Models were fit using log-transformed plasma KIM-1 as the outcome and histopathologic lesion (A) and clinicopathologic diagnosis (B) as the predictor variable. Percent differences are derived from linear regression models of log base 2 plasma KIM-1. Percent differences in plasma KIM-1 were calculated by raising 2 to the power of the beta-coefficient, subtracting 1, and multiplying by 100, [(2^β – 1) * 100)], for each respective histopathologic lesion or clinicopathologic diagnosis from the linear regression model. Each individual model was adjusted for age, sex, race, and eGFR.

A. Reference is absence of lesion for glomerular inflammation (p=0.2), segmental sclerosis (p=0.2), inflammation in the non-fibrosed interstitium (p=0.01);

Reference is none/mild lesion severity for mesangial expansion (p=0.006), acute tubular injury (p<0.001), arterial sclerosis (p=0.8), arteriolar sclerosis (p=0.7);

Reference is 0-25% of cortical volume affected for global glomerulosclerosis (p=0.8), inflammation in the fibrosed interstitium (p=0.6), interstitial fibrosis/tubular atrophy (p=0.1).

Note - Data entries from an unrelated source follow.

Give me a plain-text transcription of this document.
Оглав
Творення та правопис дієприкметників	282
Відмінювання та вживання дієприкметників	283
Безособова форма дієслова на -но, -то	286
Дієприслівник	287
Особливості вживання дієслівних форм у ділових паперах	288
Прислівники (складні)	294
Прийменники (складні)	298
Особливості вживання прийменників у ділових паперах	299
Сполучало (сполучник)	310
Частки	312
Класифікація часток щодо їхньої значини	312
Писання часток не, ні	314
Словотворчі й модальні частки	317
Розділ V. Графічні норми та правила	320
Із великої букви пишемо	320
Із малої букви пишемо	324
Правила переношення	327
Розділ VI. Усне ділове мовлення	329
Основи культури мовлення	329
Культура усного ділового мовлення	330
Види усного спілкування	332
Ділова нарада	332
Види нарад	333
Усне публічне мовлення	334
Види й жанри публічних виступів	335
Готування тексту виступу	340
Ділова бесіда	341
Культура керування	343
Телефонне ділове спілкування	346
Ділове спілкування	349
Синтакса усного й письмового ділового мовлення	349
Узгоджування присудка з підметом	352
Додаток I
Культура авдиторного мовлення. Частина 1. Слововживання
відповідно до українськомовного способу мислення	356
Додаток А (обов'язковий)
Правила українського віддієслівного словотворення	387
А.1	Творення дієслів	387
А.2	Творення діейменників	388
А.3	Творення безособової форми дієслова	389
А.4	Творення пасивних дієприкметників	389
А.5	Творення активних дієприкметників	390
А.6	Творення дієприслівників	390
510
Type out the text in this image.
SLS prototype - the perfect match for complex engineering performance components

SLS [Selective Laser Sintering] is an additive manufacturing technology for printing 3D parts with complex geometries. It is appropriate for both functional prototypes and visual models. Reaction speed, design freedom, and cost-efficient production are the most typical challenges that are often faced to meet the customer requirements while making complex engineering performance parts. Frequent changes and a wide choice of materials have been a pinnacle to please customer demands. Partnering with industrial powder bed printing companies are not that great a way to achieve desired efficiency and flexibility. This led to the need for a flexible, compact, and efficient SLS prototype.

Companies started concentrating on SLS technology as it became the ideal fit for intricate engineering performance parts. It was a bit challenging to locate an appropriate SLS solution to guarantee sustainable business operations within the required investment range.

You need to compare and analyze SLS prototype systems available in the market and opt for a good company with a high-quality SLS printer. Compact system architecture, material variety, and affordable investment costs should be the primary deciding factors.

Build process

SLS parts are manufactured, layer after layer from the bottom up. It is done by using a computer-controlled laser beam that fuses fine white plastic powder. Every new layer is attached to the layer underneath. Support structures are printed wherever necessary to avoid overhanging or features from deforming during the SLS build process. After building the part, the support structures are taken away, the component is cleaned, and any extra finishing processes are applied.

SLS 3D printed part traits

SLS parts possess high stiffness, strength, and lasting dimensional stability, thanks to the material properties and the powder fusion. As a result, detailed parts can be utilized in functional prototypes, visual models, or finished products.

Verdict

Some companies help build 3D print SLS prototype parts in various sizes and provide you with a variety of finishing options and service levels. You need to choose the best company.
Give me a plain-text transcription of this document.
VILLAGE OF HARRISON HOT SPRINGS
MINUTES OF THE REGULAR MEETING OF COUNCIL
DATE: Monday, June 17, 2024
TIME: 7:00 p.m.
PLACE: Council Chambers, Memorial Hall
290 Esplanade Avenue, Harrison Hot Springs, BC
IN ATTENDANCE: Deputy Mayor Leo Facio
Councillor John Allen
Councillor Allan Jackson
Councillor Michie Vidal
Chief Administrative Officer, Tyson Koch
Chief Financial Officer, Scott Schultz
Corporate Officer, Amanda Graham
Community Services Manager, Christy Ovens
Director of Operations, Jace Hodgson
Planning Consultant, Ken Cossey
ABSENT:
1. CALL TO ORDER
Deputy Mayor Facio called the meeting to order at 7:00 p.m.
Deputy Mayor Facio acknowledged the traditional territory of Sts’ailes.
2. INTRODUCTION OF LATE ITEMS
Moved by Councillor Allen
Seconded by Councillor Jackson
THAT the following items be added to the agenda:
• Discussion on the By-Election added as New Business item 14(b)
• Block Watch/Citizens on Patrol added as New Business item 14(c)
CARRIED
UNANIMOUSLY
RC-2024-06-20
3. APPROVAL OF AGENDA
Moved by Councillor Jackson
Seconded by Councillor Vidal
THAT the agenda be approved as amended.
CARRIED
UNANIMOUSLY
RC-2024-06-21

B. Reference is near-normal tissue (comprised of individuals with minor abnormalities or relatively preserved parenchyma). Proliferative glomerulonephritis, p=0.01; non-proliferative glomerulopathy, p<0.001; paraprotein disease, p=0.07; diabetic nephropathy, p<0.001; vascular disease, p=0.5; tubulointerstitial disease, p<0.001; advanced glomerulosclerosis, p=0.3.